Se trata de las Rampas de San Antonio, más conocidas como las “trece bajadas”, un camino sinuoso que se abre paso entre el tiempo y la piedra para llegar directo al corazón.

La ruta tiene sus raíces en la época grecorromana, pero debe su trazado moderno al virrey español Ramiro Núñez de Guzmán, quien en 1643,

reconociendo la importancia estratégica de la conexión entre Chiaia y las aldeas de Posillipo, encargó su construcción.

Una placa con una inscripción en latín aún conserva el recuerdo de aquella hazaña.

Con el tiempo, las rampas se ampliaron para facilitar el acceso de los fieles a la iglesia de San Antonio de Padua, que desde 1642 vigila el golfo, dando nombre a toda la ruta.

Hoy, tras siglos de pequeñas modificaciones y rampas absorbidas por la urbanización,

la subida supone una prueba para los conductores más valientes:

estrecha, con curvas cerradas que requieren habilidad.

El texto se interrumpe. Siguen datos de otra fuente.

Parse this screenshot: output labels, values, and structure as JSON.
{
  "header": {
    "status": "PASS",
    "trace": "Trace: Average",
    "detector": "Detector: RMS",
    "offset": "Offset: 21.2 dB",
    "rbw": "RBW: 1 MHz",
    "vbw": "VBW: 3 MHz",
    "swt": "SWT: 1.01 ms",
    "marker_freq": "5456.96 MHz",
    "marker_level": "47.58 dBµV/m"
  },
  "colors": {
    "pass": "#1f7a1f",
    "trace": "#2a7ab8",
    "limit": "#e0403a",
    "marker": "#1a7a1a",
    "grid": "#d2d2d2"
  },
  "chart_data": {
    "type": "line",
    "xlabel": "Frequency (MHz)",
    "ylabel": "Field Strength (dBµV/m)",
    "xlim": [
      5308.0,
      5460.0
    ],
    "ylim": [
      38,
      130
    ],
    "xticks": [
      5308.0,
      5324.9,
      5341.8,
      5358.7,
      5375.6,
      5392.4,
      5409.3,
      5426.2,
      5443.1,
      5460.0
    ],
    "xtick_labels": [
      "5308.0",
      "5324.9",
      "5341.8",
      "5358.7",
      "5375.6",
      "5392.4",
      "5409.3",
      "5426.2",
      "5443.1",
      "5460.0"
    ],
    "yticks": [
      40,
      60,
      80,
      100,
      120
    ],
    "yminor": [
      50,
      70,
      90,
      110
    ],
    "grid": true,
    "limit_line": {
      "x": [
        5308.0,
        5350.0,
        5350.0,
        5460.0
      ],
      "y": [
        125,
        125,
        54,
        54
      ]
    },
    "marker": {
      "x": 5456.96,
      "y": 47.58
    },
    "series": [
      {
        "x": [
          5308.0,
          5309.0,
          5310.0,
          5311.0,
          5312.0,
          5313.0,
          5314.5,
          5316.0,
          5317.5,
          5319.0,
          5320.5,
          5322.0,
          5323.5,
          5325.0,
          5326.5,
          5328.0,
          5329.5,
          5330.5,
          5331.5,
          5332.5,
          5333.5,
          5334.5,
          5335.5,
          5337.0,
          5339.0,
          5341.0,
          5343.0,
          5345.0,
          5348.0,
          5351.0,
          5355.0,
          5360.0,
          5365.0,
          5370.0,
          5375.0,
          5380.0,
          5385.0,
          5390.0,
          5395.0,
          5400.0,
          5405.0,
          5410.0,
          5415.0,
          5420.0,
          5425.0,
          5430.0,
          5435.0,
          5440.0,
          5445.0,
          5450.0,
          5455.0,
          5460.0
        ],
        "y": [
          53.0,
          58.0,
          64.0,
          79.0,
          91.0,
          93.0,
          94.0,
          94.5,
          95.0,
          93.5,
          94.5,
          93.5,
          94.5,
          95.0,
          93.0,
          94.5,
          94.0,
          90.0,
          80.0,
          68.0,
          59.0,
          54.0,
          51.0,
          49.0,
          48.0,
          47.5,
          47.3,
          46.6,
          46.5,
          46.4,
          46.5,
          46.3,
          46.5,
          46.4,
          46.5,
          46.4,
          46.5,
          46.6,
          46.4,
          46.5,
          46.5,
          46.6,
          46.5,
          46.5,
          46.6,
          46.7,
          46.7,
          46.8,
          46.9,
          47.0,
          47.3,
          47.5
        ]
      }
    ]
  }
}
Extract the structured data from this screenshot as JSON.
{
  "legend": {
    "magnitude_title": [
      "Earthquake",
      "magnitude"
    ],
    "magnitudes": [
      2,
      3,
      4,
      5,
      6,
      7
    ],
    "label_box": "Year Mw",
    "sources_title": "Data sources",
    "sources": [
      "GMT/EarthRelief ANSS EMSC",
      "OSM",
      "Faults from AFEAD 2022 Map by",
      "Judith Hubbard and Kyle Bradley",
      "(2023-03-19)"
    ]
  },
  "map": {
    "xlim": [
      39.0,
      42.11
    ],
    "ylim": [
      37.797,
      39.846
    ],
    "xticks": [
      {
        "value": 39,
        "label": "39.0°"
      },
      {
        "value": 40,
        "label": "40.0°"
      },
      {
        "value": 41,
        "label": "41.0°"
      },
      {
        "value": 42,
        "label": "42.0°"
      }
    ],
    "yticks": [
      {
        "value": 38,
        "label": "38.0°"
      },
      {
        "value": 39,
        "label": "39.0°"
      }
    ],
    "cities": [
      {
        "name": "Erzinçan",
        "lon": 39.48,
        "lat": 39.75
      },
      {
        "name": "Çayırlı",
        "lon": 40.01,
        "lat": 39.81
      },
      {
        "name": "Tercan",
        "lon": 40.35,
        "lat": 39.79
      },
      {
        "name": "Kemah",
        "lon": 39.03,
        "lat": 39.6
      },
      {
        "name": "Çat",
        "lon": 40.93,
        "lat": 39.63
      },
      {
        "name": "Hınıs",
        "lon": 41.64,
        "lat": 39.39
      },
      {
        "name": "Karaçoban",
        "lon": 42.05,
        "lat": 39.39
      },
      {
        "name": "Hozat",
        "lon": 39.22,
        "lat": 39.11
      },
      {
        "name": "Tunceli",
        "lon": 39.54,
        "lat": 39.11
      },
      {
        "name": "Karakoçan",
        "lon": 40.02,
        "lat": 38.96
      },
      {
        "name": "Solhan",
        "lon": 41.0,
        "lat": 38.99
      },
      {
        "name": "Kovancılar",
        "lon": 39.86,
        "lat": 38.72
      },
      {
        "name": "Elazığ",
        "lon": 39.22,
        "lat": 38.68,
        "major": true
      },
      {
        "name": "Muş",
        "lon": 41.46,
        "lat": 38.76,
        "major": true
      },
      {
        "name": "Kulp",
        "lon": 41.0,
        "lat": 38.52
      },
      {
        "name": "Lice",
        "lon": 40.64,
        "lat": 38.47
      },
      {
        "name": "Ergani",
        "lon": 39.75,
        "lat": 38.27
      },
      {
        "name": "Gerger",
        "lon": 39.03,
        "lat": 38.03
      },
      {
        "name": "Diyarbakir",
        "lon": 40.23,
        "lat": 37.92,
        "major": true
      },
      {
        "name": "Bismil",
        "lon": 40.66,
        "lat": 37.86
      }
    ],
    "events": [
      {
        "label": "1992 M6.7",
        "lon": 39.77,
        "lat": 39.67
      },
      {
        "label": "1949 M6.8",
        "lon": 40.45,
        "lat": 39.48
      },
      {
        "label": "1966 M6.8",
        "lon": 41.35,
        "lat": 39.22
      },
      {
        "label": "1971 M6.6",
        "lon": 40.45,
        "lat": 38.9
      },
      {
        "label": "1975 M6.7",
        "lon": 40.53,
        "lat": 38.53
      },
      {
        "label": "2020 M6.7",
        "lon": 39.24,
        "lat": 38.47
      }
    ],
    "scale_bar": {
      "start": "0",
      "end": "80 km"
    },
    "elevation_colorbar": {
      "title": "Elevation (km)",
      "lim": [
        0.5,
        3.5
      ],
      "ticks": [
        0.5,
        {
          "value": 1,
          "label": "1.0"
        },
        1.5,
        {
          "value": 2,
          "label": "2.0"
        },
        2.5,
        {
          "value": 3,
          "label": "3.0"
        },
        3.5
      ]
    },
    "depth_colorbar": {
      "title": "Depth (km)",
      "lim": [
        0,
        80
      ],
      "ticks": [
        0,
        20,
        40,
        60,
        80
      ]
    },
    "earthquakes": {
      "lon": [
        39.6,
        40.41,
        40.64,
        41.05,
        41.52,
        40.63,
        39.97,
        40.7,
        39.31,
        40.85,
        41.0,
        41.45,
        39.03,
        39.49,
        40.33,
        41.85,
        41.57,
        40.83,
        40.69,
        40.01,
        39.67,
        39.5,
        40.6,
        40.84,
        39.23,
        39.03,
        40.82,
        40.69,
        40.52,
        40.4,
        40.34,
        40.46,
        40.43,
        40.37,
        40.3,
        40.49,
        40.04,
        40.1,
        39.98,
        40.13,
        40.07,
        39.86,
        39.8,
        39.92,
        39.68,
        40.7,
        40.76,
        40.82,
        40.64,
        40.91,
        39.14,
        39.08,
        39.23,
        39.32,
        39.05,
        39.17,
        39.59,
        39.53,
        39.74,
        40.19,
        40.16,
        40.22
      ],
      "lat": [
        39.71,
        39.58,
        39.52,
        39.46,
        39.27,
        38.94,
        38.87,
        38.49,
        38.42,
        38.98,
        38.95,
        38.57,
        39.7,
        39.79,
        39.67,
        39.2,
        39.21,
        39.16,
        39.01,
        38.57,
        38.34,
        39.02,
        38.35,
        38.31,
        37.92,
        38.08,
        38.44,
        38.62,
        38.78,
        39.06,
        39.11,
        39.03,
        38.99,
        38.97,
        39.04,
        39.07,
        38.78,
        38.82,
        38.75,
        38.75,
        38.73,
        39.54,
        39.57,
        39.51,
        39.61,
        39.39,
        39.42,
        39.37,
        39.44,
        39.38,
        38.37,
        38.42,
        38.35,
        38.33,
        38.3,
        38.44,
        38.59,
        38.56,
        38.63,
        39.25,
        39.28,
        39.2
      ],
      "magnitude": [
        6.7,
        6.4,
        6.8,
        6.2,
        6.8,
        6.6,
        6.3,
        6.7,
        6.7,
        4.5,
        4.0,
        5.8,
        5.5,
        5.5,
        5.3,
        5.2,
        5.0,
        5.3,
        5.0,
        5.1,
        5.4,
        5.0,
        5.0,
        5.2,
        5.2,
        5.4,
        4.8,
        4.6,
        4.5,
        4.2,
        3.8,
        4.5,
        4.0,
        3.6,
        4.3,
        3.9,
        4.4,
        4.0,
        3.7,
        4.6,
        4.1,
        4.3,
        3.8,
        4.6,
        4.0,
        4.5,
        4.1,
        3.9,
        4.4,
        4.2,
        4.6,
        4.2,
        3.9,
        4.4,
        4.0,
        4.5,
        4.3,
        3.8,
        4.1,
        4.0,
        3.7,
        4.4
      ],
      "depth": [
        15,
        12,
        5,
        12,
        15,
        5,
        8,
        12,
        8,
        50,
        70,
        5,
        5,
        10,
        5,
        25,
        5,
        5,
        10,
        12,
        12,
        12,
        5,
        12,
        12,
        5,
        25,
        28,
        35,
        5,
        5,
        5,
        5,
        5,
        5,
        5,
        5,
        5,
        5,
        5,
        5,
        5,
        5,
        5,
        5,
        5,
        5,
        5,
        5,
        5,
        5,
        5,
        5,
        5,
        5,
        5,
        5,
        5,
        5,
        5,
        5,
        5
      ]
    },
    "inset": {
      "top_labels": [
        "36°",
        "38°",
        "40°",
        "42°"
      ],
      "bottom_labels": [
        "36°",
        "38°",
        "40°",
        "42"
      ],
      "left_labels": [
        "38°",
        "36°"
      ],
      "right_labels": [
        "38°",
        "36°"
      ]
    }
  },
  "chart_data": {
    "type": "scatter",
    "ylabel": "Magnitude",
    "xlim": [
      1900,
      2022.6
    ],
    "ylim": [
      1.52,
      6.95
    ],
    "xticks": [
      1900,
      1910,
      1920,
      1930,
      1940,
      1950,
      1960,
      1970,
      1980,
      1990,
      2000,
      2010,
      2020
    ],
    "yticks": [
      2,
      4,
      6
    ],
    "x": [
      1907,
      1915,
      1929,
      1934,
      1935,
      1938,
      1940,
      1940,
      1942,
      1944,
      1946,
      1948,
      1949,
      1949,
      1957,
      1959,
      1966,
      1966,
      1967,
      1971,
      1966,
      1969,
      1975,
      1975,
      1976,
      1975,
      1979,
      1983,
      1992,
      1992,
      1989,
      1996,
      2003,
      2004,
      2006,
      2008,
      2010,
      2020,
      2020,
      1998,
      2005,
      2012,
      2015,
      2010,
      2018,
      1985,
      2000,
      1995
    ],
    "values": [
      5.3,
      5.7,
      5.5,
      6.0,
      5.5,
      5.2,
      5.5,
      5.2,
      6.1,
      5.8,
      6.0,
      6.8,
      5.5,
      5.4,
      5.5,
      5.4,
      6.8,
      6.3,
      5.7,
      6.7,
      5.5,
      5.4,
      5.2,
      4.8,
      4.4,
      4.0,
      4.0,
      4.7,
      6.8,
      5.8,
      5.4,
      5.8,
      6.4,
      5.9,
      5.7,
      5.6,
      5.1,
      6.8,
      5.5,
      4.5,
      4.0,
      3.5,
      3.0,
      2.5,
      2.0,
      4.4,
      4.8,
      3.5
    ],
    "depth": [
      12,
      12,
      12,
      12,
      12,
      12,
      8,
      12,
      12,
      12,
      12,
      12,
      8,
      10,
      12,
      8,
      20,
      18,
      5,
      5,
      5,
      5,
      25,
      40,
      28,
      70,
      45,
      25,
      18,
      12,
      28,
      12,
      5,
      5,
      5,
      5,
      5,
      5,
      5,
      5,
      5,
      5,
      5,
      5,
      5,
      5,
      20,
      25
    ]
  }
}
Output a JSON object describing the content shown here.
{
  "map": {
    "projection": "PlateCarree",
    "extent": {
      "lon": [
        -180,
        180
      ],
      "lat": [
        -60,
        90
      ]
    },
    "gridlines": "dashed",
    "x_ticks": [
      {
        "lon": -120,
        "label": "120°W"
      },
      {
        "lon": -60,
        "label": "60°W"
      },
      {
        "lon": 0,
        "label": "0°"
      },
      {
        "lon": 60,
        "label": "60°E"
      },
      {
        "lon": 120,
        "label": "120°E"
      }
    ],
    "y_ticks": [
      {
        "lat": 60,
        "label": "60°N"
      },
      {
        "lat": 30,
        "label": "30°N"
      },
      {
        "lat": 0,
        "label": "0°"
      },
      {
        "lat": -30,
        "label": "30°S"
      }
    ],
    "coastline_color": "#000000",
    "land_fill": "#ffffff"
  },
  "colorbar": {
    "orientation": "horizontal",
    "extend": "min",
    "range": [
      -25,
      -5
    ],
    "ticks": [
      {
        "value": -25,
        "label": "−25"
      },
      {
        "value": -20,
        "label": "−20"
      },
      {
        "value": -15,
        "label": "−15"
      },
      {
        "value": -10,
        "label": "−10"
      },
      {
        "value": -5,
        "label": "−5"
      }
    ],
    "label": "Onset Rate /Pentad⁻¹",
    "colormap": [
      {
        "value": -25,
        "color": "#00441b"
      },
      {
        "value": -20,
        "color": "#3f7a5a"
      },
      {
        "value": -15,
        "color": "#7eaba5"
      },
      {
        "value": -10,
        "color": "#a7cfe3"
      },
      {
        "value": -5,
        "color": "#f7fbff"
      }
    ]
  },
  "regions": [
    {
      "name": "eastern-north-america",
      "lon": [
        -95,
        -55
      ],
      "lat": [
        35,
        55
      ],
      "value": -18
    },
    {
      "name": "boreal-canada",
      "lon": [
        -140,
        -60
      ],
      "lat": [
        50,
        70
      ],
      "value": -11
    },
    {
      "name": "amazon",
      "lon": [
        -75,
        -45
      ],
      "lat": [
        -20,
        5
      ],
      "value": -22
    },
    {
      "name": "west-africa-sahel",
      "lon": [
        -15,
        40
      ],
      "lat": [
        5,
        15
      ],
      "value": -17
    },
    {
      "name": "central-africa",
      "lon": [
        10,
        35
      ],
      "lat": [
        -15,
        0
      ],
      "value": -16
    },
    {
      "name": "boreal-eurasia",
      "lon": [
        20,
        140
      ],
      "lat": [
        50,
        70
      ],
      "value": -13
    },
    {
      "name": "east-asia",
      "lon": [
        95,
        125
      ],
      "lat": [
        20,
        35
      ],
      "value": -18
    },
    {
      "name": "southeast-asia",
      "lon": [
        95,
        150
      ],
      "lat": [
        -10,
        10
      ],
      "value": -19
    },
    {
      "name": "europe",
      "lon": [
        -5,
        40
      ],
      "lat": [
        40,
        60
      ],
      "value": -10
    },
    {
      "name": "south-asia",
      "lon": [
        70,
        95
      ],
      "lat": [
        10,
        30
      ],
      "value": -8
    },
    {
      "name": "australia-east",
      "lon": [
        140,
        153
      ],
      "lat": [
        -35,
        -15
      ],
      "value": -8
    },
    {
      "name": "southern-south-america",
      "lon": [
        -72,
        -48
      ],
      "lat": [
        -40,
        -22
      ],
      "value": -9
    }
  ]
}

Pero el destino merece la pena: la plaza panorámica, construida en 1970, es universalmente reconocida como el balcón más romántico de la ciudad.

Al caer la noche y Nápoles se ilumina con mil luces, esta vista al mar se convierte en el escenario perfecto para declaraciones de amor, el lugar donde todo napolitano, al menos una vez en la vida,

lleva a su pareja a besarse bajo las estrellas.